Este livro é um documento fundamental para se “aceder à identidade” da diocese de Lamego, assinalou o prelado.

“Há quem pense que Lamego, por não ter na sua sede uma capital de distrito e ter sofrido ao longo dos séculos os custos da interioridade, é uma diocese pequena e pobre, modesta e apagada. De facto, na área e na população, há-as muito maiores”, declara o padre Joaquim Correia Duarte no primeiro parágrafo da Introdução.

Os seis capítulos estão divididos por: “As Origens; Os Espaços; As Instituições; As Pessoas; As Estruturas [Os Edifícios Religiosos da Cidade; Outros Templos da Diocese]; e Espiritualidade e Vida Cristã”.

 

 

LISBOA

 

MISERICÓRDIAS

E CUIDADOS CONTINUADOS

 

A União das Misericórdias Portuguesas (UMP) vai inaugurar em Fátima o Centro Bento XVI para apoiar doentes de Alzheimer e pessoas com demência, “um flagelo terrível”, sublinha o presidente Manuel Lemos.

 

A UMP está a desenvolver um “projecto inovador” que visa promover práticas adequadas no que respeita às demências.

O Centro Bento XVI pretende desenvolver um modelo de intervenção especializado e de referência, “assente em competências ambientais, profissionais, clínicas e terapêuticas”.

O presidente da UMP sublinha que a saúde “não é um negócio”, porque existe uma obra de misericórdia que “manda cuidar dos enfermos”. “Cuidar dos idosos é uma missão”, acrescentou Manuel Lemos.

As Misericórdias “estão disponíveis para receber os 31 hospitais que ainda estão do lado do Estado, desde que não haja diminuição de cuidados às populações e não se coloque em risco a sustentabilidade” das instituições.

Em relação à rede nacional de cuidados continuados – “uma aposta das Misericórdias” –, Manuel Lemos referiu que a entrada neste processo vem “na linha do fenómeno do regresso ao mundo da saúde e do fenómeno do envelhecimento em Portugal”.

As Misericórdias tinham esse problema porque “os lares estavam a mudar o seu perfil”, visto que cada vez mais existiam pessoas “acamadas e os lares não tinham sido concebidos e pensados para isso”.
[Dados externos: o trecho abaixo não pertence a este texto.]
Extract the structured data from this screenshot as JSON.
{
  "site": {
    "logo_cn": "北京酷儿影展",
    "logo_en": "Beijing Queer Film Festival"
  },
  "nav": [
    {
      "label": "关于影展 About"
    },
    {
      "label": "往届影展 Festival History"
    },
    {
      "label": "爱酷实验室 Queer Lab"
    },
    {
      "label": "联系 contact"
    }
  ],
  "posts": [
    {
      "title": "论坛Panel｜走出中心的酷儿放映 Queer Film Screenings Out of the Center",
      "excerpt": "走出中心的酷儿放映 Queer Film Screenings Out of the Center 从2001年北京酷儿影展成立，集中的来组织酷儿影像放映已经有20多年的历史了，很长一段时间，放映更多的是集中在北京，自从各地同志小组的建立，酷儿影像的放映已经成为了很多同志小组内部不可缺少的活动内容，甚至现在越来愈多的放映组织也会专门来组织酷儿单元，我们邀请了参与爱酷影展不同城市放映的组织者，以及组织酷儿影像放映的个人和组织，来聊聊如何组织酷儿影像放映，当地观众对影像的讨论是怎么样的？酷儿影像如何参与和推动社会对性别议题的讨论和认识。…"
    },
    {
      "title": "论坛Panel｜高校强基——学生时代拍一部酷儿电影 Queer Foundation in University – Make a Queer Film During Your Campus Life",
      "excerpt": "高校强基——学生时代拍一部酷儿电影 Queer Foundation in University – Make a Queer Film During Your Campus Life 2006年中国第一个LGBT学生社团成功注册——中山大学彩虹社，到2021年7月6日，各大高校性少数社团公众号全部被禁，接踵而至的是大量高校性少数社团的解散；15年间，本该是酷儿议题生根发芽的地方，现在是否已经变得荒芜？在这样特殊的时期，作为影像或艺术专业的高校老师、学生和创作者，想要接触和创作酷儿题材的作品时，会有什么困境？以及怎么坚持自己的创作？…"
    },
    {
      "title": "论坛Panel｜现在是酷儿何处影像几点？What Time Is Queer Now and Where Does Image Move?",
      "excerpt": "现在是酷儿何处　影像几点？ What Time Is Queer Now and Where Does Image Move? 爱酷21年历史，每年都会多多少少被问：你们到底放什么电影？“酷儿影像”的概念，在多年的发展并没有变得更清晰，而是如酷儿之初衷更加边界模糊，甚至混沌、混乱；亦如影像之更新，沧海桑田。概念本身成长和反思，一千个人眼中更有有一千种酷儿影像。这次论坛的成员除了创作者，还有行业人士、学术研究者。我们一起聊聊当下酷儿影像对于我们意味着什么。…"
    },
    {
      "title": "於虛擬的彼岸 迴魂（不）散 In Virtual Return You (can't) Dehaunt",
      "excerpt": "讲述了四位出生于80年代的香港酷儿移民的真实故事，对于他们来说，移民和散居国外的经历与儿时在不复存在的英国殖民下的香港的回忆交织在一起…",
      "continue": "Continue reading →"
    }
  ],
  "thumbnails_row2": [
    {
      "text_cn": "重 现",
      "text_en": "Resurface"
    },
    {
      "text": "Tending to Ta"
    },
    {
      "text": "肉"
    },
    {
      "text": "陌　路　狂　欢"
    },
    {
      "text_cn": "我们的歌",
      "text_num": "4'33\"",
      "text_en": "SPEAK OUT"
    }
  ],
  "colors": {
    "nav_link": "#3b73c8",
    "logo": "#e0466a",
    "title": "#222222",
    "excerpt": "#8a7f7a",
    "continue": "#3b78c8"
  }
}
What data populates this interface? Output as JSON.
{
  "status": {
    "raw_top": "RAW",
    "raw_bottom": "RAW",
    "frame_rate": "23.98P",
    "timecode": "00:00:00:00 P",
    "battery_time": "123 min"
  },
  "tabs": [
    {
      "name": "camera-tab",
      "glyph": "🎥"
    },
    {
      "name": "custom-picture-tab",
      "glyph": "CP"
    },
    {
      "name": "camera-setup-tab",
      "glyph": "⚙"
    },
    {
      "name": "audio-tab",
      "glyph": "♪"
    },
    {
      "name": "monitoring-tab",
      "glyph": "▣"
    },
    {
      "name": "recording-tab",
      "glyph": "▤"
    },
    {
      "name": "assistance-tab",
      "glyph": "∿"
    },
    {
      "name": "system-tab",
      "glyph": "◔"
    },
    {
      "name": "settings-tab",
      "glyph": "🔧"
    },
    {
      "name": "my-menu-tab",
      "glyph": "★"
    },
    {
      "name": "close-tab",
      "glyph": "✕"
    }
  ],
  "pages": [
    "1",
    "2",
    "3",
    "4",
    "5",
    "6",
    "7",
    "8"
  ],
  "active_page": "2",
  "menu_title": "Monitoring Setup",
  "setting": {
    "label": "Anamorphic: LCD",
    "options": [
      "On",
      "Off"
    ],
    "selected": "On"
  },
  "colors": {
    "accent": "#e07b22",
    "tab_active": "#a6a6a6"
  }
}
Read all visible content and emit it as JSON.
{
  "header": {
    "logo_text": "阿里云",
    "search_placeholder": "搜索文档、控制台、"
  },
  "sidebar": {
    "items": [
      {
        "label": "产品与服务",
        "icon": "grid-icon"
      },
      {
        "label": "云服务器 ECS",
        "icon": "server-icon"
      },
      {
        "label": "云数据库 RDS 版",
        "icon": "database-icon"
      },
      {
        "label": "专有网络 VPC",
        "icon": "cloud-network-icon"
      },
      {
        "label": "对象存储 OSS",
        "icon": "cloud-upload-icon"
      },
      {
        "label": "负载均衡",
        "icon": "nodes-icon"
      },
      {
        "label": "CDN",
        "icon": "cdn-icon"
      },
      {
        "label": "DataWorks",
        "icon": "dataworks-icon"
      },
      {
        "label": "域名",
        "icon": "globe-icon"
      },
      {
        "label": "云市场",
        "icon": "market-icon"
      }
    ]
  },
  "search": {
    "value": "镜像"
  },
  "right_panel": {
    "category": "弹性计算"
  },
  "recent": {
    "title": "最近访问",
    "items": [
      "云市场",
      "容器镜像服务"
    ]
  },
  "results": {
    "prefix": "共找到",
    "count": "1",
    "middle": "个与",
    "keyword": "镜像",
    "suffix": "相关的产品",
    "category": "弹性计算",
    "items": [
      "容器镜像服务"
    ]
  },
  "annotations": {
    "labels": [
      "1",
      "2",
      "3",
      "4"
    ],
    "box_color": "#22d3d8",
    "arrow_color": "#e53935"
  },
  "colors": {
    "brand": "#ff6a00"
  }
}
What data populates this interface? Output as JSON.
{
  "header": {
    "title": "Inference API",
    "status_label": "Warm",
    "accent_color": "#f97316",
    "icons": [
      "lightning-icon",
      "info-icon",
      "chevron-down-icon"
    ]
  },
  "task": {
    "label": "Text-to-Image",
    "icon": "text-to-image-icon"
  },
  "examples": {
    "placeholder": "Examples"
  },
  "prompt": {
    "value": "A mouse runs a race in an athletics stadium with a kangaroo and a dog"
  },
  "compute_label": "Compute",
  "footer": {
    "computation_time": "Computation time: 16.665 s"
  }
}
Ao falar sobre a aprovação da lei de bases da Economia Social, Manuel Lemos coloca em destaque o “salto histórico” que foi a sua aprovação, até porque a economia social representa cerca de 5% do Produto Interno Bruto (PIB) e ainda existe “uma enorme margem de progressão”.

 

 

SANTARÉM

 

IMPORTÂNCIA DA FAMÍLIA

NA EDUCAÇÃO DOS FILHOS

 

D. Manuel Pelino, bispo de Santarém, publicou a nota “Guardemo-nos uns aos outros” no site da diocese onde revela que a fé deve ser mantida viva e transmitida, e debruça-se sobre a importância da família na educação cristã.

 

“É uma pena ouvir pais desculparem-se de não orientarem os filhos na educação cristã com o argumento de que quando forem grandes eles é que vão decidir. Também vão decidir nessa altura se vão à escola ou ao médico ou se aceitam integrar-se na família?”, interroga-se D. Manuel Pelino na nota, endereçada à diocese de Santarém, para a Semana Nacional de Educação Cristã, que terminou em 6 de Outubro passado.

O tema para esta semana “Guardar a fé, guardar o outro” está inspirado na homilia de início do ministério do Papa Francisco: “É uma reflexão muito oportuna na medida em que notamos, actualmente, a tendência de viver a fé de forma privada, escondida e quase envergonhada”, analisa o prelado.

D. Manuel Pelino recorda que o Evangelho recomenda que “não” se esconda “a luz (da fé)”, por isso, guardar a fé “é mantê-la viva, irradiante e cuidar de a transmitir, pois é dada como dom para proveito de todos”.

Para o bispo de Santarém, os pais, avós e encarregados de educação enquadram-se nesta perspectiva porque “são os educadores fundamentais” que exercem uma “influência decisiva na educação cristã”, que conduz no “caminho que leva ao encontro do amor de Deus e do outro”.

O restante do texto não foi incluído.